東北岩手県の四千二百人の小さな村が吉里吉里国として日本国から独立する話である。標準語の文章にはすべて東北弁のルビがふられ、ズーズー弁の独特な世界を創り出す。藤原三代の埋蔵金4千トンを「金隠し」にして隠し、それを通貨の裏付けにして金本位の国家運営をする。愚人会議という村人10人で構成する移動政府があり、政治経済や教育・農業・軍事・法務等々各省が機能し、小学生から老人までの男女がいろいろな役割を担う。多くの多国籍企業が支店を置き地球規模で注目される。現実社会の問題点を解決する理想的な仕組みで共和国が運営される。

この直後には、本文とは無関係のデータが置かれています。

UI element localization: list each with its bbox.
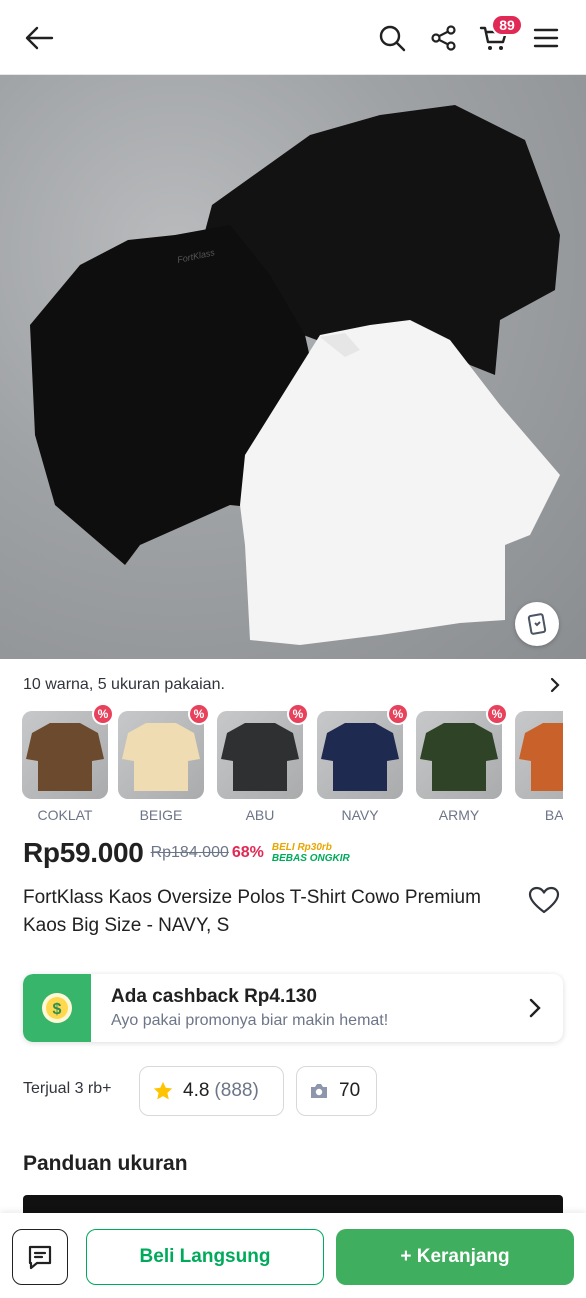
discount-percent: 68% [231,844,264,861]
variant-summary-row[interactable]: 10 warna, 5 ukuran pakaian. [23,674,563,696]
cashback-promo-card[interactable]: $ Ada cashback Rp4.130 Ayo pakai promony… [23,974,563,1042]
cashback-title: Ada cashback Rp4.130 [111,986,317,1007]
discount-icon: % [387,703,409,725]
review-count: (888) [214,1080,259,1101]
bottom-action-bar: Beli Langsung + Keranjang [0,1213,586,1298]
photo-count: 70 [339,1080,361,1101]
hamburger-menu-icon[interactable] [528,20,564,56]
chat-button[interactable] [12,1229,68,1285]
original-price: Rp184.000 [150,844,229,861]
variant-label: NAVY [341,807,379,823]
star-icon [153,1081,173,1100]
cart-count-badge: 89 [491,14,523,36]
current-price: Rp59.000 [23,837,144,868]
discount-icon: % [486,703,508,725]
chevron-right-icon [550,677,560,693]
chevron-right-icon [529,998,541,1018]
cashback-coin-icon: $ [23,974,91,1042]
discount-icon: % [188,703,210,725]
variant-label: ARMY [438,807,480,823]
price-row: Rp59.000 Rp184.000 68% BELI Rp30rb BEBAS… [23,836,350,870]
svg-text:$: $ [53,1001,62,1018]
share-icon[interactable] [426,20,462,56]
add-to-cart-button[interactable]: + Keranjang [336,1229,574,1285]
free-shipping-line1: BELI Rp30rb [271,842,332,853]
wishlist-heart-icon[interactable] [526,882,562,918]
variant-label: COKLAT [37,807,93,823]
free-shipping-line2: BEBAS ONGKIR [271,853,350,864]
rating-chip[interactable]: 4.8 (888) [139,1066,284,1116]
size-guide-heading: Panduan ukuran [23,1152,188,1175]
rating-value: 4.8 [183,1080,210,1101]
product-photo: FortKlass [30,105,560,645]
variant-summary-text: 10 warna, 5 ukuran pakaian. [23,676,225,693]
discount-icon: % [92,703,114,725]
card-icon [527,613,547,635]
variant-label: BEIGE [139,807,183,823]
cashback-subtitle: Ayo pakai promonya biar makin hemat! [111,1012,389,1029]
discount-icon: % [287,703,309,725]
photo-review-chip[interactable]: 70 [296,1066,377,1116]
top-app-bar: 89 [0,0,586,75]
product-title: FortKlass Kaos Oversize Polos T-Shirt Co… [23,887,481,936]
search-icon[interactable] [374,20,410,56]
chat-icon [28,1245,52,1270]
ar-try-on-button[interactable] [515,602,559,646]
variant-label: BAT [544,807,563,823]
free-shipping-badge: BELI Rp30rb BEBAS ONGKIR [272,842,350,864]
variant-label: ABU [245,807,275,823]
product-image[interactable]: FortKlass [0,75,586,659]
camera-icon [311,1084,327,1098]
variant-swatch-list: % COKLAT % BEIGE % ABU % NAVY % ARMY BAT [22,703,563,825]
back-arrow-icon[interactable] [21,20,57,56]
sold-count: Terjual 3 rb+ [23,1080,112,1097]
buy-now-button[interactable]: Beli Langsung [86,1229,324,1285]
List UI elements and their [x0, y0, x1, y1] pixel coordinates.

最先端技術の医科大学病院を中枢に据えて、その開発技術を世界中の少数民族独立の武器にする。偶然紛れ込んだ三文作家の目で、驚きながらこの国の成りたちを発見していく。大統領は「タッチ制」で継承することになっており、移動政府の運転手から彼が引き継ぐことになる。日本を中心に諸外国の破壊工作が圧力を増す。
最後の終わり方が鮮やかだ。
少年時代に兄弟や友人達と隠れ家を作り掟を決めてごっこ遊びをした時の興奮や、大学のバリケード封鎖で仲間同士のコンミューンのような生活、その自由と清々しさが彷彿される。権威から独立して仲間で役割を決めて理想郷を作る高揚感である。現実からの隔絶、体制からの自立に興奮し燃えた経験は強烈で決定的な記憶である。
やはり井上ひさしは凄い。この作品はユーモアと揶揄や皮肉は満載だが悲観は皆無で底抜けに明るく爽快で読者に希望の夢を見せてくれる。
読み切ってよかったとつくづく思う。